In your original comment [0], you suggested that employees feared of making innocent mistakes that would lead to open records lawsuits. None of the examples you've provided describe that situation. Instead, they involve agencies (and their lawyers) who have decided to refuse a request and fight it out in the courts. What does that have to do with being a danger to employees who handle these requests?
Well, spend some time with those employees, they know about these cases.
This means that these employees frequently send more, faster to avoid a big public issue.
The point is that individual people feel pressure and make decisions based on these articles (and many not so public cases) that in retrospect are not that great.

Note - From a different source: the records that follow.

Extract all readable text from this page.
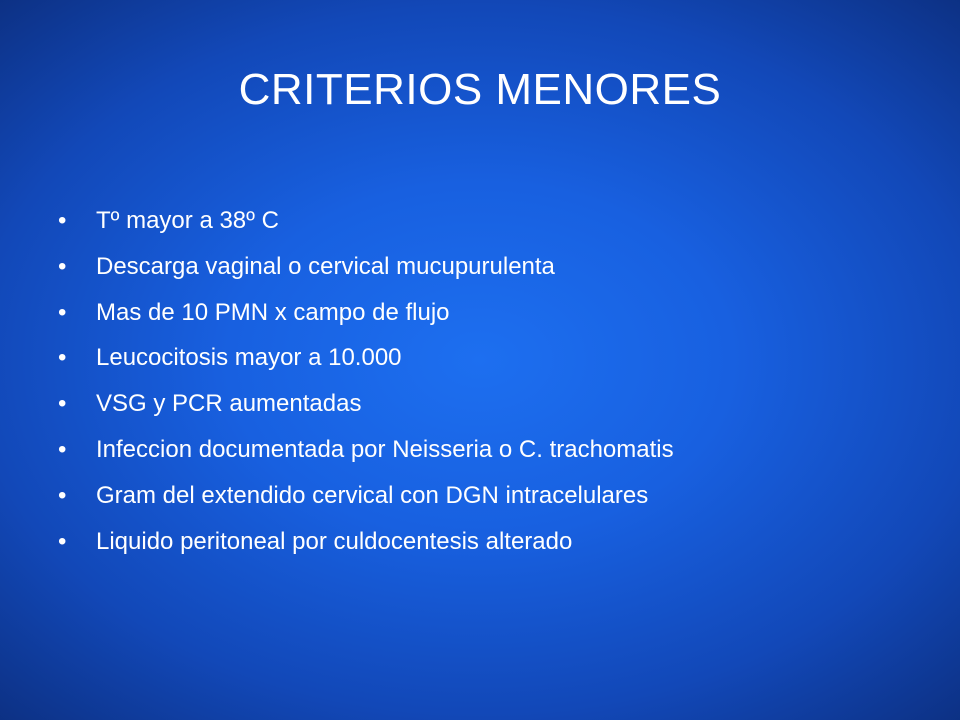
CRITERIOS MENORES
• Tº mayor a 38º C
• Descarga vaginal o cervical mucupurulenta
• Mas de 10 PMN x campo de flujo
• Leucocitosis mayor a 10.000
• VSG y PCR aumentadas
• Infeccion documentada por Neisseria o C. trachomatis
• Gram del extendido cervical con DGN intracelulares
• Liquido peritoneal por culdocentesis alterado
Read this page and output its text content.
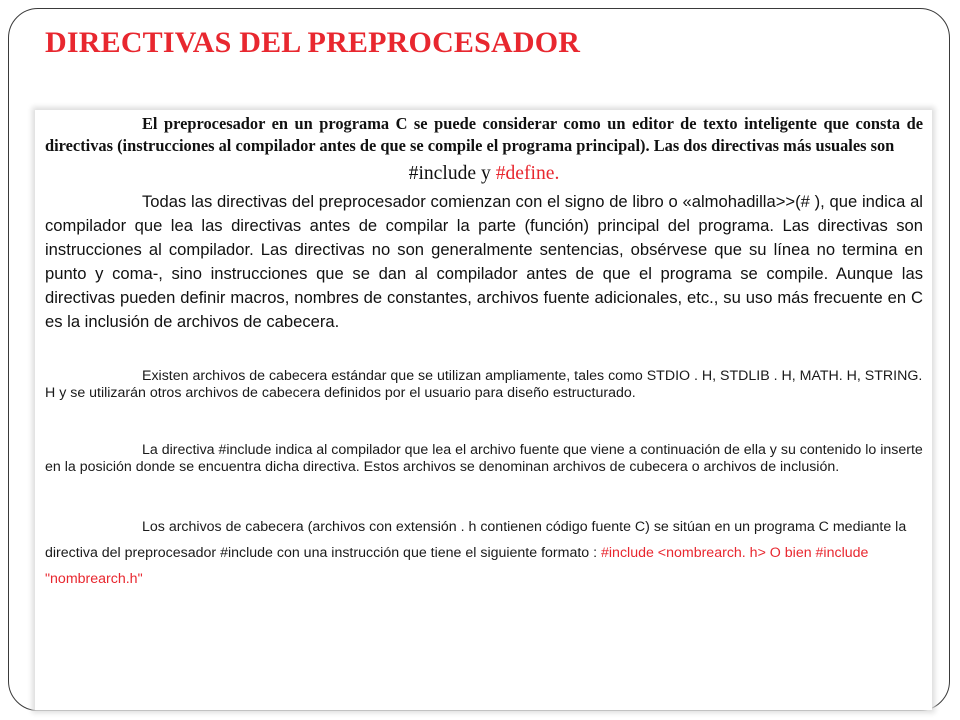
DIRECTIVAS DEL PREPROCESADOR

El preprocesador en un programa C se puede considerar como un editor de texto inteligente que consta de directivas (instrucciones al compilador antes de que se compile el programa principal). Las dos directivas más usuales son

#include y #define.

Todas las directivas del preprocesador comienzan con el signo de libro o «almohadilla>>(# ), que indica al compilador que lea las directivas antes de compilar la parte (función) principal del programa. Las directivas son instrucciones al compilador. Las directivas no son generalmente sentencias, obsérvese que su línea no termina en punto y coma-, sino instrucciones que se dan al compilador antes de que el programa se compile. Aunque las directivas pueden definir macros, nombres de constantes, archivos fuente adicionales, etc., su uso más frecuente en C es la inclusión de archivos de cabecera.

Existen archivos de cabecera estándar que se utilizan ampliamente, tales como STDIO . H, STDLIB . H, MATH. H, STRING. H y se utilizarán otros archivos de cabecera definidos por el usuario para diseño estructurado.

La directiva #include indica al compilador que lea el archivo fuente que viene a continuación de ella y su contenido lo inserte en la posición donde se encuentra dicha directiva. Estos archivos se denominan archivos de cubecera o archivos de inclusión.

Los archivos de cabecera (archivos con extensión . h contienen código fuente C) se sitúan en un programa C mediante la directiva del preprocesador #include con una instrucción que tiene el siguiente formato : #include <nombrearch. h> O bien #include "nombrearch.h"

And then some blogger makes foolish claims, as if it was incompetence rather than fear.
I've sent quite a few FOI requests myself when I was a reporter, and my experience biases me against thinking there's a significant problem of state employees sending out FOIAs quickly/prematurely out of fear. In fact, I've never dealt with an employee who broke protocol -- for non-routine requests, the vast majority of them consult with their FOI officer/legal counsel. And they have no incentive to rush things because most FOI laws allow for a delay in response time -- Washington's law doesn't even have a set time limit in which the government has to respond.
> The point is that individual people feel pressure and make decisions based on these articles
That is literally the situation of every public servant -- as just about any police officer will tell you. The difference with FOI is that the law provides ample protection for government employees to take their time to get it right, and every investigative journalist I've ever worked with puts up with those delays -- it's only when the delay goes into months/years such that it's tantamount to a rejection that legal action is threatened, because the lawsuit itself takes months to resolve.
The only example lawsuits you've found were ones in which the agencies refused to fulfill the request. Until you can show a single instance in which a state employee, or even an agency, was punished because they were late while trying to respond in good faith, I don't think we should assume you know what you're talking about when you claim the author has "no background/understanding" of WA's public records laws.
It's especially absurd that you're trying to argue that the mistake the city of Seattle made in his case was done out of hurried fear, when the author provides correspondence that shows he and the city emailed back-and-forth from April to August before they sent him the data. A technical screwup (via internal miscommunication) is the most plausible explanation by far, as no one in the IT or FOI office had any reason to rush this request.